If that doesn't happen, maybe it could be a conversation spot to discuss inference in the browser. This is still pretty slept on - the future I think has orders of magnitude more AIs functioning completely in the browser, and I'd like to find more people that thought keeps up at night.

§How you can help

For one, use it! Tell me what you think on Twitter. You can also help the project by adding a star, or a PR for any of the big or small TODOs.

Rakis is also pretty extensible - and intentionally built on a layered architecture. We already use five different P2P networks for redundant message delivery (more on the architecture in another post), so it's easy to add more networks, more chains, more contract specs, more models and execution engines, more support for more things!

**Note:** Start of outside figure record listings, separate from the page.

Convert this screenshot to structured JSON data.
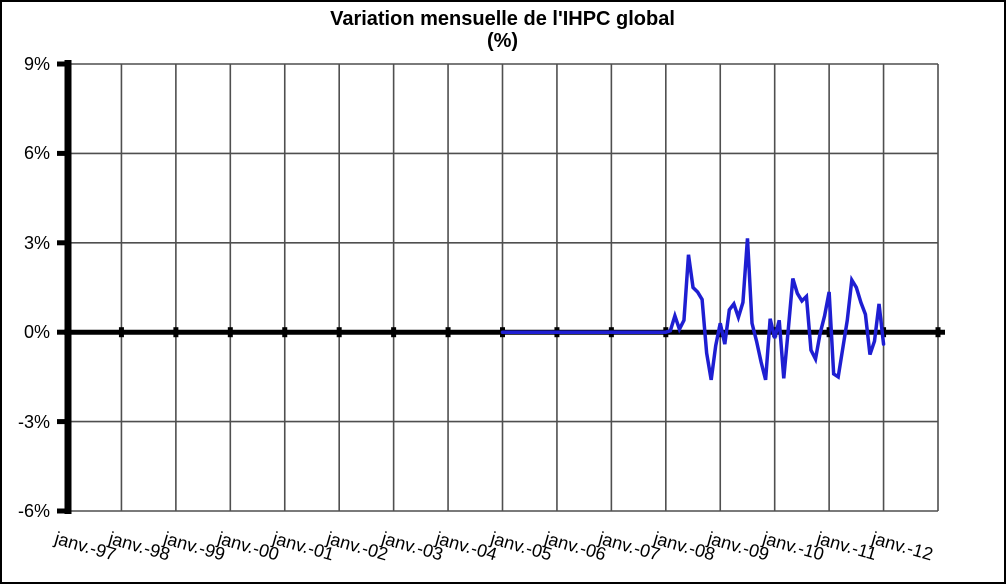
{
  "chart_data": {
    "type": "line",
    "title": "Variation mensuelle de l'IHPC global",
    "subtitle": "(%)",
    "xlabel": "",
    "ylabel": "",
    "ylim": [
      -6,
      9
    ],
    "y_ticks": [
      9,
      6,
      3,
      0,
      -3,
      -6
    ],
    "y_tick_labels": [
      "9%",
      "6%",
      "3%",
      "0%",
      "-3%",
      "-6%"
    ],
    "x_tick_labels": [
      "janv.-97",
      "janv.-98",
      "janv.-99",
      "janv.-00",
      "janv.-01",
      "janv.-02",
      "janv.-03",
      "janv.-04",
      "janv.-05",
      "janv.-06",
      "janv.-07",
      "janv.-08",
      "janv.-09",
      "janv.-10",
      "janv.-11",
      "janv.-12"
    ],
    "grid": true,
    "legend": false,
    "frequency": "monthly",
    "series": [
      {
        "name": "Variation mensuelle de l'IHPC global (%)",
        "color": "#1e1ed2",
        "start_x_label": "janv.-05",
        "points_per_interval": 12,
        "values": [
          0,
          0,
          0,
          0,
          0,
          0,
          0,
          0,
          0,
          0,
          0,
          0,
          0,
          0,
          0,
          0,
          0,
          0,
          0,
          0,
          0,
          0,
          0,
          0,
          0,
          0,
          0,
          0,
          0,
          0,
          0,
          0,
          0,
          0,
          0,
          0,
          0,
          0.05,
          0.55,
          0.1,
          0.4,
          2.6,
          1.5,
          1.35,
          1.1,
          -0.7,
          -1.6,
          -0.45,
          0.3,
          -0.4,
          0.75,
          0.95,
          0.5,
          1.0,
          3.15,
          0.3,
          -0.3,
          -1.0,
          -1.6,
          0.45,
          -0.2,
          0.4,
          -1.55,
          0.1,
          1.8,
          1.3,
          1.05,
          1.2,
          -0.6,
          -0.9,
          -0.05,
          0.55,
          1.35,
          -1.4,
          -1.5,
          -0.55,
          0.4,
          1.75,
          1.5,
          1.0,
          0.6,
          -0.75,
          -0.3,
          0.95,
          -0.4
        ]
      }
    ],
    "colors": {
      "background": "#ffffff",
      "axis": "#000000",
      "gridline": "#4f4f4f",
      "series_line": "#1e1ed2",
      "text": "#000000"
    }
  }
}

You can also very easily fork the Rakis network. If you change the topics that Rakis communicates in, you'll effectively have your own private Rakis network. Only people with your network name can find your peers, and you guys can have your own little party in there.

§What I'm doing now

I'm - um - spending time with family in New Zealand for a few weeks. Code - and everything else we have - should serve people - and so should I, especially people close to me. Prepare for me to be a little slow responding if this article isn't more than 3 weeks old when you find it - but you can also reach out to DgtJulian who has kindly agreed to help even more than he already has.

§Thanks

Thanking all the giants whose shoulders this work is built on deserves an entire post, but I'll summarise here. Without the amazing work of xenova and the mlc-llm team, browser-based inference would be a pipe dream. Peer-to-peer communications are still not an easy thing to do - especially without running servers. Hats off to all the people behind the technology stack that has matured enough to make this possible, from WebRTC, the people at libp2p, nkn, pewpew (avoiding the scunthorpe problem), waku and so many more I’ll thank as I get around to writing the technical piece.